校園計算機網絡屬于弱電工程，耐壓很低，極容易受到突然斷電、火災、雷電的襲擊由于線路短路、晶片燒壞而使得物理工程失效，從而引發計算機網絡服務中斷，特別是數據庫存儲硬盤在這里遭受到損壞的話，其存儲的信息數據的安全性將無法得到保證。

（二）計算機網絡系統網絡結構的安全問題

高校計算機網絡的構建是以國際互聯網與內部局域網相組合的網絡，它既能夠與外部互聯網進行連接實現數據交流，又能通過內部局域網的建設使局域網內各終端實現實時的數據共享與資料傳遞。在各終端與互聯網進行通信時容易受到互聯網木馬病毒的攻擊，而該木馬從任一個終端傳輸進來后均可通過內部局域網的快速交流而蔓延到整個網絡，從而導致局域網癱瘓，大量信息數據泄露。

（三）計算機網絡系統的安全問題

網絡操作系統和網絡硬件平臺是計算機網絡系統搭建的兩個重要組成部分，就目前計算機技術的發展來看，任何一個網絡操作系統和網絡硬件平臺都是不完美的，有著技術缺陷的，都無法保證其具有百分百的安全性的，因此，校園計算機網絡在構建之初就已經決定了該網絡是具有Back-Door的。
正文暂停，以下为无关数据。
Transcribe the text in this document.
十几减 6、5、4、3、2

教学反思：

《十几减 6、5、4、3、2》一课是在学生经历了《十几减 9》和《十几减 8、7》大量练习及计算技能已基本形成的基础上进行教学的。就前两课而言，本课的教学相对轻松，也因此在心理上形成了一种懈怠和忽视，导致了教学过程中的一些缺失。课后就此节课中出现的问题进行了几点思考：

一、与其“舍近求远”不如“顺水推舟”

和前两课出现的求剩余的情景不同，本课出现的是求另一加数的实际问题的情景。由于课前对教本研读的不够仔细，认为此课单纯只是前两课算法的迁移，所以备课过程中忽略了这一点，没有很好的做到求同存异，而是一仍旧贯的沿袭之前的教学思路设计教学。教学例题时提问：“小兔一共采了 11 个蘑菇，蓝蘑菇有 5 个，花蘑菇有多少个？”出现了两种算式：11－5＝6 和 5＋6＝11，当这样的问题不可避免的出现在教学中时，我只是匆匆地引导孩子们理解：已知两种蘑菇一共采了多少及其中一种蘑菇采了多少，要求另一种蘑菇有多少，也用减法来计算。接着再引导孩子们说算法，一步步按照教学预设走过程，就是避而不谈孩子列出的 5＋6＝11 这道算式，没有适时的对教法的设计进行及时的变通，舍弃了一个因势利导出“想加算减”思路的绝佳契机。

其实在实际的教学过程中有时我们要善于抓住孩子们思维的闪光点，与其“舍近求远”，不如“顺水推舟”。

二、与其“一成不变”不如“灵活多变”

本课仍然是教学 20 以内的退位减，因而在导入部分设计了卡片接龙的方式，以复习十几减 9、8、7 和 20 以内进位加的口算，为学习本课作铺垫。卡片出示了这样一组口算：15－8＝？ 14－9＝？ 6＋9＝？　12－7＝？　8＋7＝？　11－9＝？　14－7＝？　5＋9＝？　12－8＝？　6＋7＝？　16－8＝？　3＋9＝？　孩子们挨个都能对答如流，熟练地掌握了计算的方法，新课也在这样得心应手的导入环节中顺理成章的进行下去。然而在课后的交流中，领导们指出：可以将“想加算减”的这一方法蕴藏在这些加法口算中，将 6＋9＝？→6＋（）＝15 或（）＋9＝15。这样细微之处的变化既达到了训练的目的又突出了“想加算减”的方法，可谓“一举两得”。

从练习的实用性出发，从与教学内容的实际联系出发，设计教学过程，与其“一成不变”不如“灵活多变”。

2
正是基于此，構建一個科學合理的計算機網絡安全管理系統用以管理校園計算機網絡與互聯網通信時的網絡安全問題就成為解決校園網絡安全問題的重要措施。

二、高職院校計算機網絡安全系統的構建

任何一個系統的構建都是由多個不同的結構單元相互配合搭建而成的綜合管理平臺，對于高職院校的校園計算機網絡系統來說，其安全系統的構建一般由SNMP協議、VLAN虛擬局域網技術、邊界防火墻技術、網絡用戶身份認證技術、路由訪問控制技術、入侵防御技術等，本文主要對校園網絡安全管理系統中的邊界防火墻技術、網絡用戶身份認證技術和入侵防御技術進行簡要的介紹。

（一）邊界防火墻技術

邊界防火墻是設置在校園計算機網絡和外部互聯網之間的一道屏障，其主要利用計算機網絡技術、安全協議、安全技術、密碼技術、軟件技術等，實現網絡上的內外系統隔絕，使得內部網絡可以不在外部網絡數據資源直接影響的情況下運行工作，它可以有效地防止一些不可預測的、潛在性、長時間有計劃性、實時性的網絡攻擊，對內外信息的通信交換起到一層過濾的作用。尤其是對于校園網絡與外部網絡、總網與子網之間的網絡攻擊能夠起到很好地防御效果。

邊界防火墻的設置中有一項安全協議，其是由網絡系統設置時精心挑選的“信息過濾紙”，在外部數據進入內部網絡系統時，只有符合該協議規定的應用、數據、信息等才可能通過，凡違反該協議的數據全部被阻擋在外，以此來實現內外網絡系統的隔絕，保障內部網絡的信息安全。

（二）網絡用戶身份認證技術

網絡用戶身份認證技術是目前國內校園計算機網絡安全管理的一項重要措施，已經得到廣泛的普及和應用。在網絡服務器后臺為每個終端分配一個固定的IP地址和登錄用戶名，用戶在連接校園網絡時需要輸入正確的用戶名才可以獲取連接通信的權限，借此來阻擋外界不合法用戶對計算機網絡系統的侵入行為，為計算機網絡提供一道安全保障。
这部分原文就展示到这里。